India seems to be on track to attracting $12 billion of foreign direct investment in 2006-07, with inflows during July touching $1.16 billion, an increase of over 255 per cent from $0.32 billion last July.
During the first four-month period (April-July), inflows reached $2.9 billion, against $1.5 billion last year, an increase of over 90 per cent.
Stating this, Commerce and Industry Minister Kamal Nath said the government was hoping to attract $12 billion of FDI in the current fiscal, which is over 44 per cent higher than the previous financial year's inflows of $8.3 billion.
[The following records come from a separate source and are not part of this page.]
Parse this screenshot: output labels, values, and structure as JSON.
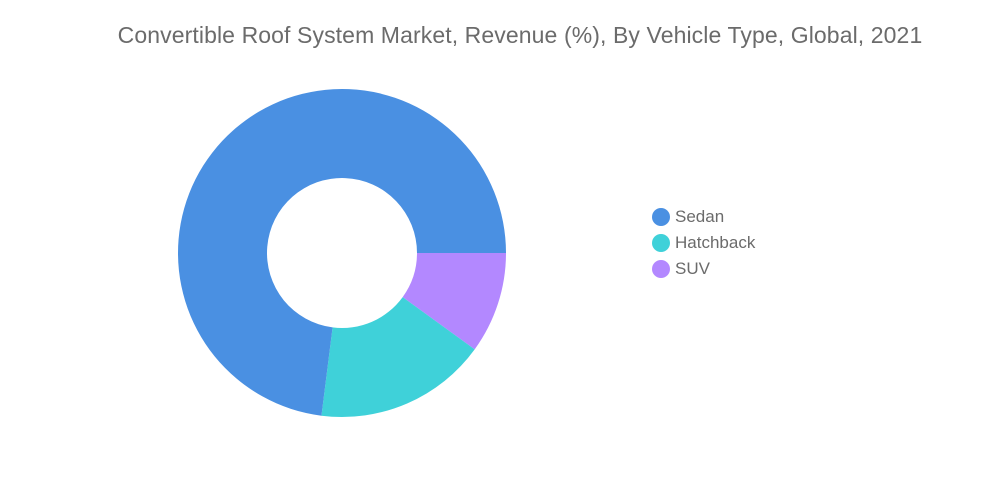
{
  "chart_data": {
    "type": "pie",
    "title": "Convertible Roof System Market, Revenue (%), By Vehicle Type, Global, 2021",
    "categories": [
      "Sedan",
      "Hatchback",
      "SUV"
    ],
    "values": [
      73,
      17,
      10
    ],
    "colors": [
      "#4a90e2",
      "#3fd1d9",
      "#b388ff"
    ],
    "legend_position": "right",
    "donut": true
  }
}
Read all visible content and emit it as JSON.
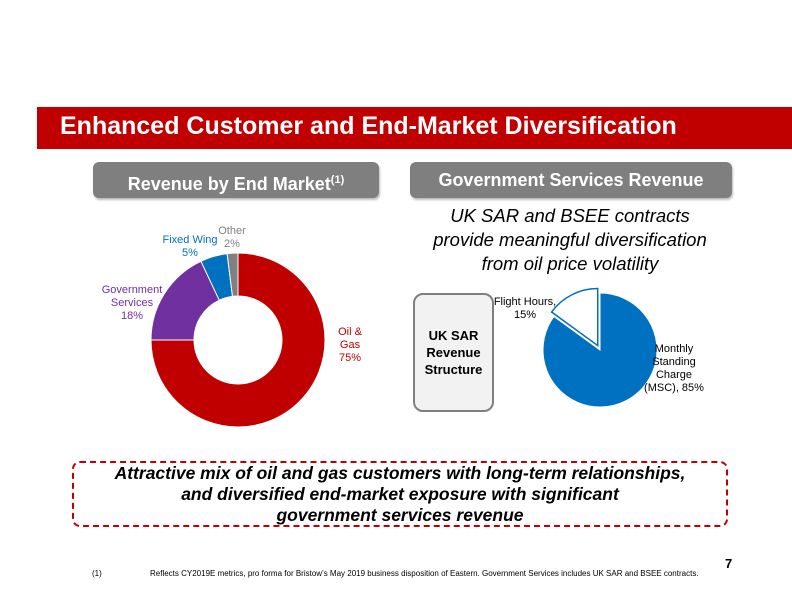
{
  "title": "Enhanced Customer and End-Market Diversification",
  "left_header": {
    "text": "Revenue by End Market",
    "sup": "(1)"
  },
  "right_header": "Government Services Revenue",
  "subtitle": [
    "UK SAR and BSEE contracts",
    "provide meaningful diversification",
    "from oil price volatility"
  ],
  "sar_box": [
    "UK SAR",
    "Revenue",
    "Structure"
  ],
  "callout": [
    "Attractive mix of oil and gas customers with long-term relationships,",
    "and diversified end-market exposure with significant",
    "government services revenue"
  ],
  "page_number": "7",
  "footnote": {
    "number": "(1)",
    "text": "Reflects CY2019E metrics, pro forma for Bristow’s May 2019 business disposition of Eastern. Government Services includes UK SAR and BSEE contracts."
  },
  "chart_data": [
    {
      "type": "pie",
      "variant": "donut",
      "title": "Revenue by End Market",
      "slices": [
        {
          "name": "Oil & Gas",
          "value": 75,
          "label": [
            "Oil &",
            "Gas",
            "75%"
          ],
          "color": "#c00000"
        },
        {
          "name": "Government Services",
          "value": 18,
          "label": [
            "Government",
            "Services",
            "18%"
          ],
          "color": "#7030a0"
        },
        {
          "name": "Fixed Wing",
          "value": 5,
          "label": [
            "Fixed Wing",
            "5%"
          ],
          "color": "#0070c0"
        },
        {
          "name": "Other",
          "value": 2,
          "label": [
            "Other",
            "2%"
          ],
          "color": "#808080"
        }
      ]
    },
    {
      "type": "pie",
      "title": "UK SAR Revenue Structure",
      "slices": [
        {
          "name": "Monthly Standing Charge (MSC)",
          "value": 85,
          "label": [
            "Monthly",
            "Standing",
            "Charge",
            "(MSC), 85%"
          ],
          "color": "#0070c0"
        },
        {
          "name": "Flight Hours",
          "value": 15,
          "label": [
            "Flight Hours,",
            "15%"
          ],
          "color": "#ffffff"
        }
      ]
    }
  ]
}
FDI equity inflows into manufacturing alone during April-July are estimated at $668 million.
Nath said the huge increase in July inflows was due to investments of $380 million by Barclays Bank in AAA Global Ventures Pvt Ltd and $377 million by TH Holdings in Mphasis BFL Ltd.
Other major investments during the month included those of Global Communication Service Holdings, Mauritius, in Aircel Ltd, Flextronics and Aspen Pharmacare Holdings Ltd.
Ministry officials said some of the investments in the pipeline included German company Thyssen's.
The 10 sectors attracting the highest FDI into India include electrical equipment, services, telecommunications, transportation, fuels, chemicals, food processing industries, drugs and pharmaceuticals, and cement and gypsum products.
Asked about the stalemate on the FDI in telecommunications, Nath said: "The matter is not stuck. We are looking into it. The regulatory structure being thought about is not India-specific. Countries like the US have it. We are building a regulatory framework not different from theirs."
Nath said there was no difference of opinion between the government and the Left regarding investment.